I've done some work to reduce load from our app (though we're scaling up, so what my code giveth, company growth taketh away).
Hopefully will reduce significantly when we do some releases next week too.
Additionally, my error rate is also at 0.4%.

@rxliuli what's your observed error rate, give or take?
Okay. Also way too high. Our goal is to keep these at 0.01% or lower.
Thanks, folks. I've pinged in my PM, and we'll be focusing on addressing this with our next release. We've got some work already done, and will continue pushing on this until our stability is back where we want it.
We appreciate you letting us know, and your understanding.
No worries. Thanks for looking into it.
Do you have a rough ETA for your next release, or is it hard to say?
Hard to say, but the goal is next week.
Thanks. Will keep trying to make improvements on my end in the mean time. 🙂
@AJR I just encountered another different error message while importing a large amount of data, just wanted to let you know.
remaining connection slots are reserved for roles with the SUPERUSER attribut -- (new error)
Timed out while waiting for an open slot in the pool.
Timed out while waiting for a message from another Hyperdrive node.
Connection terminated unexpectedly
Okay, so you're definitely running into using up all the connections in your pool. That error is just passed back from your database, that's not one Hyperdrive generates
I have just upgraded the database memory and will continue monitoring for a while to see if this error still occurs.
The memory may or may not be the limiting factor. Depending on your hosting, most of them will let you explicitly set maximum connections. That is the setting that is being bumped into, with that erorr message.
The release with handling for severed connections is now out. Please monitor your error rates for a bit, and let me know if they don't drop.
Since the last report, the error rate increased last week, I will continue to monitor it for a while.

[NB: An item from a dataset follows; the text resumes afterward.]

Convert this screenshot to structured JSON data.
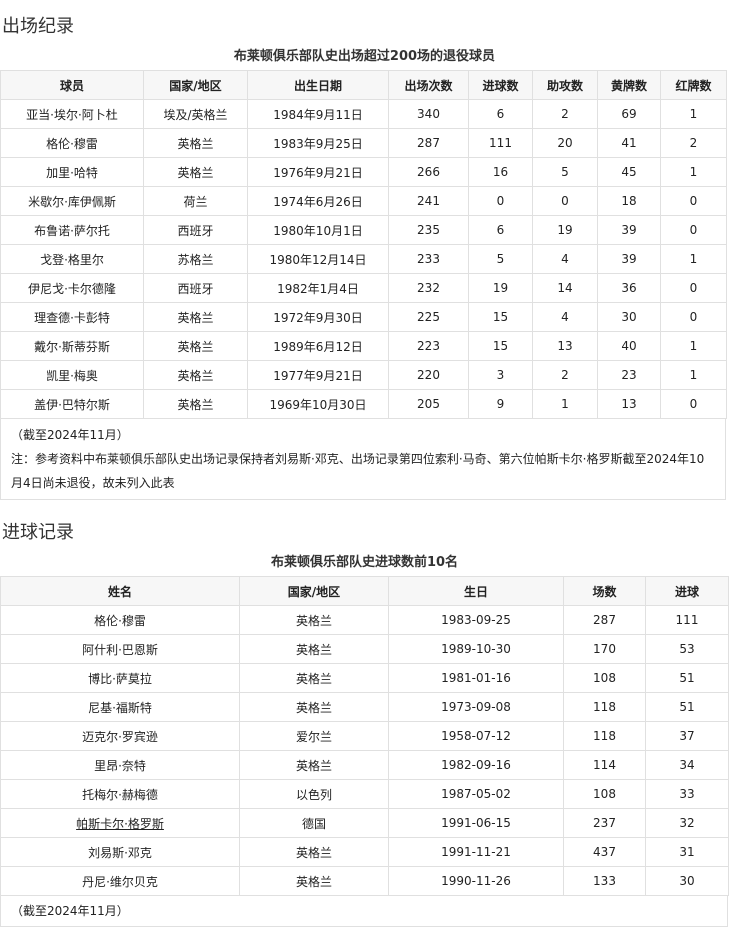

It has not decreased since yesterday?
On the contrary, it has actually increased.


Okay, I'm escalating this to our leadership. This isn't a good state.
cc @thomasgauvin
@rxliuli can you share you errors metrics page?
Is this it?

@thomasgauvin If you're asking about the Workers > Metrics page, it has some issues - it doesn't track errors, but I can see the error logs in Workers > Logs.


You can click on errors on the left of the Hyperdrive metrics to see more of the errors (with graph)

Sorry, it looks like the problem has eased quite a bit, I read it wrong.
Do I correctly understand, then, that this response was incorrect and instead the error rate did drop post the last release?
Yep.
Love to hear that. I was really trying to get my head around what was left that we'd missed.
Thank you for bearing with us on this